I crouched down and assessed her visually. She was pale, when like her brother, she should have had a natural year round tan. Her wrists were bony, her elbows stuck out. But no worse than she’d looked when I’d last seen her, recovering from a thousand dollar a day drug habit. Her dark, curly hair hung in ringlets down over her hunched shoulders. Mucus and saliva had dribbled onto her t-shirt, which looked otherwise clean. She was wearing boy-short underwear, it left little to the imagination, but there was no blood and there were no obvious bruises that I could see.
She looked trapped, skeletal, but unharmed.
“This could be a problem,” I said under my breath as I turned my attention to the chain that secured her to actual holes bored into the table’s thick wooden surface. The table was bolted to
the floor. Even if it had been small enough to drag through the doorway after us, it was stuck fast. “I don’t suppose he kept the key within sight?” I asked.
She shook her head, staring at me strangely. Almost like she hadn’t ever met me before.
“You know who I am, right?” I asked. “Damon’s girlfriend.”
She smiled; relief shot through me.
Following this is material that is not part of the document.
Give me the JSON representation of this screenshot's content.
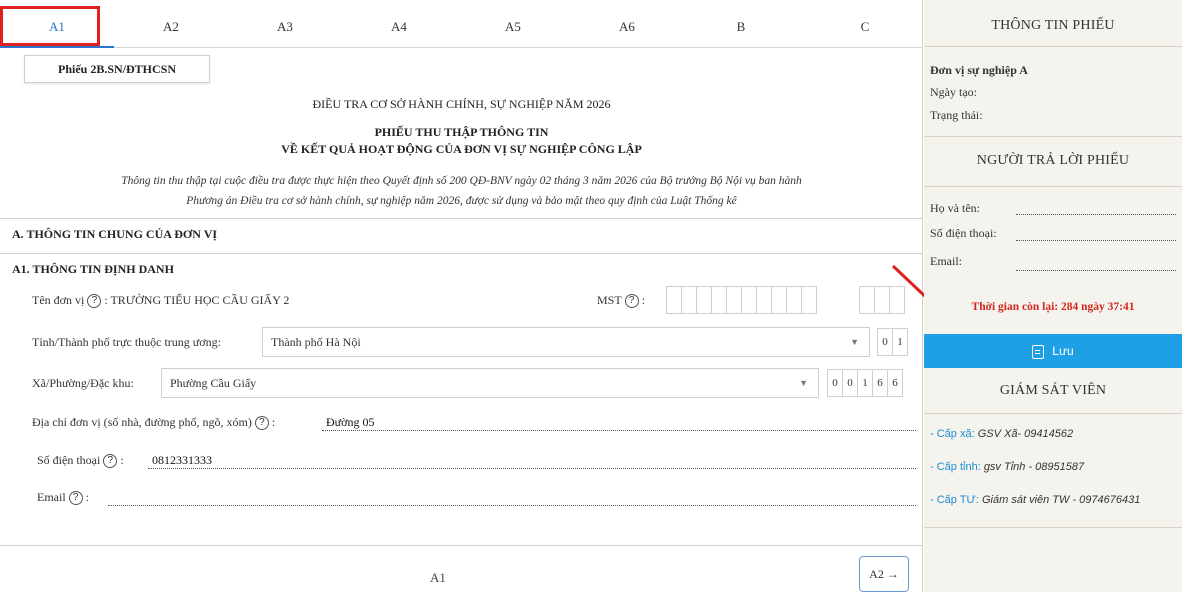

Trauma could make things go south pretty fucking fast if she couldn’t place me.
“OK,” I said, standing up and admitting defeat on the chain. “I’m calling in some help.”
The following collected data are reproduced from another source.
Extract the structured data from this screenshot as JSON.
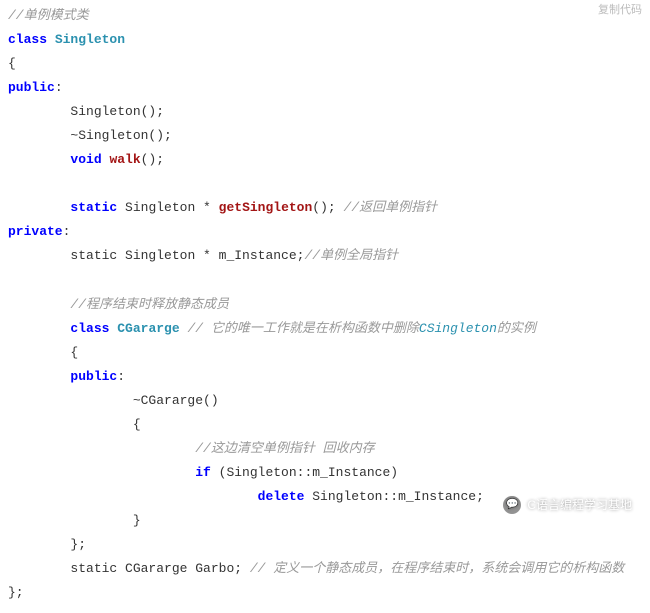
{
  "top_right": "复制代码",
  "lines": {
    "c1": "//单例模式类",
    "kw_class": "class",
    "cls_singleton": "Singleton",
    "brace_open": "{",
    "kw_public": "public",
    "ctor": "Singleton();",
    "dtor": "~Singleton();",
    "kw_void": "void",
    "fn_walk": "walk",
    "walk_paren": "();",
    "kw_static": "static",
    "ret_type": "Singleton * ",
    "fn_getSingleton": "getSingleton",
    "getSingleton_suffix": "(); ",
    "c_getSingleton": "//返回单例指针",
    "kw_private": "private",
    "m_instance_decl": "static Singleton * m_Instance;",
    "c_instance": "//单例全局指针",
    "c_release": "//程序结束时释放静态成员",
    "cls_garbage": "CGararge",
    "c_garbage_pre": " // 它的唯一工作就是在析构函数中删除",
    "c_garbage_type": "CSingleton",
    "c_garbage_post": "的实例",
    "g_dtor": "~CGararge()",
    "c_clear": "//这边清空单例指针 回收内存",
    "kw_if": "if",
    "if_cond": " (Singleton::m_Instance)",
    "kw_delete": "delete",
    "delete_expr": " Singleton::m_Instance;",
    "brace_close": "}",
    "brace_close_semi": "};",
    "garbo_decl_pre": "static CGararge Garbo; ",
    "c_garbo": "// 定义一个静态成员，在程序结束时，系统会调用它的析构函数"
  },
  "watermark": {
    "text": "C语言编程学习基地",
    "icon": "💬"
  }
}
She started crying, hitched breaths, full on tear streaking mess.
“Hurry, hurry, hurry, hurry,” she murmured, rocking back and forth on the chair. It was wooden, I noticed absently. No cushion. Her butt must have ached sitting there.
I pulled my cellphone from my handbag and cut the now redundant call to Carole’s phone.
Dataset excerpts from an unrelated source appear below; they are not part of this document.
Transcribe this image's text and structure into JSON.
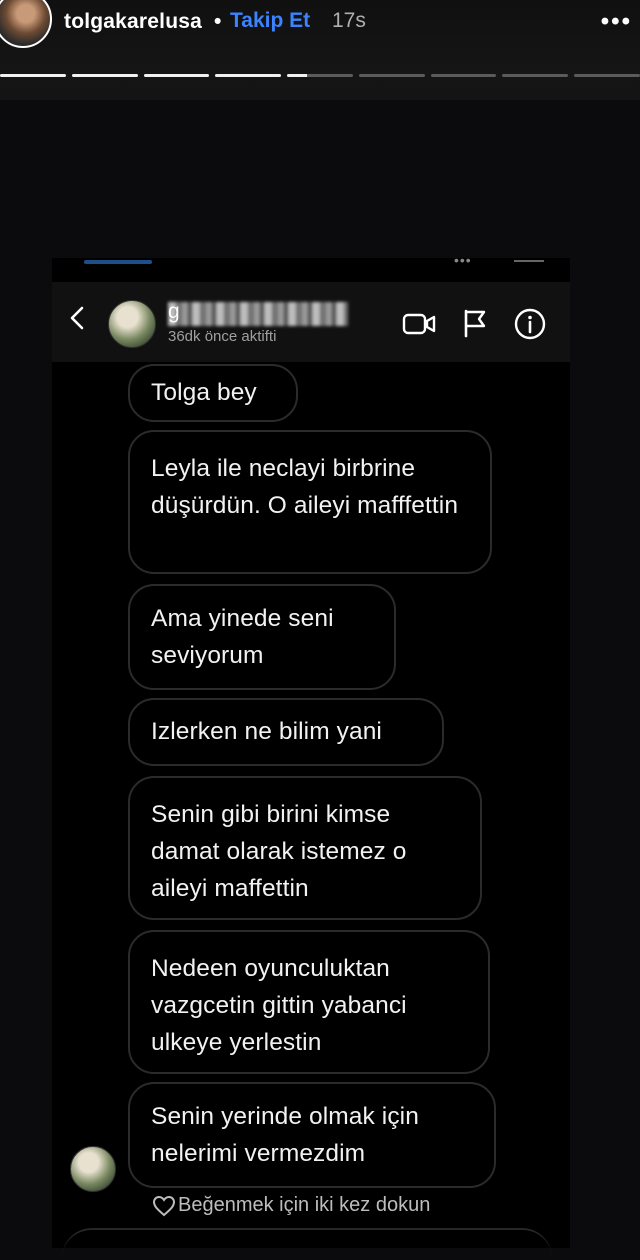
{
  "story_header": {
    "username": "tolgakarelusa",
    "separator": "•",
    "follow_label": "Takip Et",
    "time": "17s",
    "more_label": "•••",
    "progress": {
      "segments_total": 9,
      "segments_viewed": 4,
      "current_segment_fraction": 0.3
    }
  },
  "dm": {
    "name_initial": "g",
    "status": "36dk önce aktifti",
    "messages": [
      {
        "text": "Tolga bey"
      },
      {
        "text": "Leyla ile neclayi birbrine düşürdün.  O aileyi mafffettin"
      },
      {
        "text": "Ama yinede seni seviyorum"
      },
      {
        "text": "Izlerken ne bilim yani"
      },
      {
        "text": "Senin gibi birini kimse damat olarak istemez o aileyi maffettin"
      },
      {
        "text": "Nedeen oyunculuktan vazgcetin gittin yabanci ulkeye yerlestin"
      },
      {
        "text": "Senin yerinde olmak için nelerimi vermezdim"
      }
    ],
    "like_hint": "Beğenmek için iki kez dokun"
  },
  "colors": {
    "follow": "#3b83ff",
    "bubble_border": "#2b2b2b",
    "background": "#0b0b0d"
  }
}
“How did you have access to a phone?” I asked, as mine dinged with about half a dozen voice messages and double that in texts.
I hadn’t expected her to answer, what with the near catatonic repetitive motion and words, but she whispered, “I get rewards.”
Strange reward for a kidnapper to give their abductee.
I couldn’t listen to all the messages, but something made me press the button for the first text.
Nick Anscombe. Second strange thing to have happened in less than a minute.
The message read, Identified another hooded figure. Michaels knows him as Andrew Falkner. Radar has him as Rhys Weston. Linked to Declan King and others. Hands in many pies. PS. Answer your fucking phone.
I smiled, which probably wasn’t entirely appropriate considering Carole was looking up at me right then, and swiped the phone for Ryan Pierce. I put it to my ear and waited for the dial tone. Sometimes there can be a delay, if the network’s busy. So I didn’t immediately worry when it took several seconds to make a sound.
But then the fire alarm in the building sounded out, screams and shouts abounded down the hall, and Carole started laughing.
I pulled my phone away from my ear when it made a disconnect tone. With dawning understanding, I stared down at the screen and noticed it had no service bars. I looked at Carole, her laughter was unhinged and slightly panicked. Not quite genuine amusement, more like the kind of laughter that comes out when you’re severely stressed and laughing is your go-to when the shit hits the big fucking proverbial fan.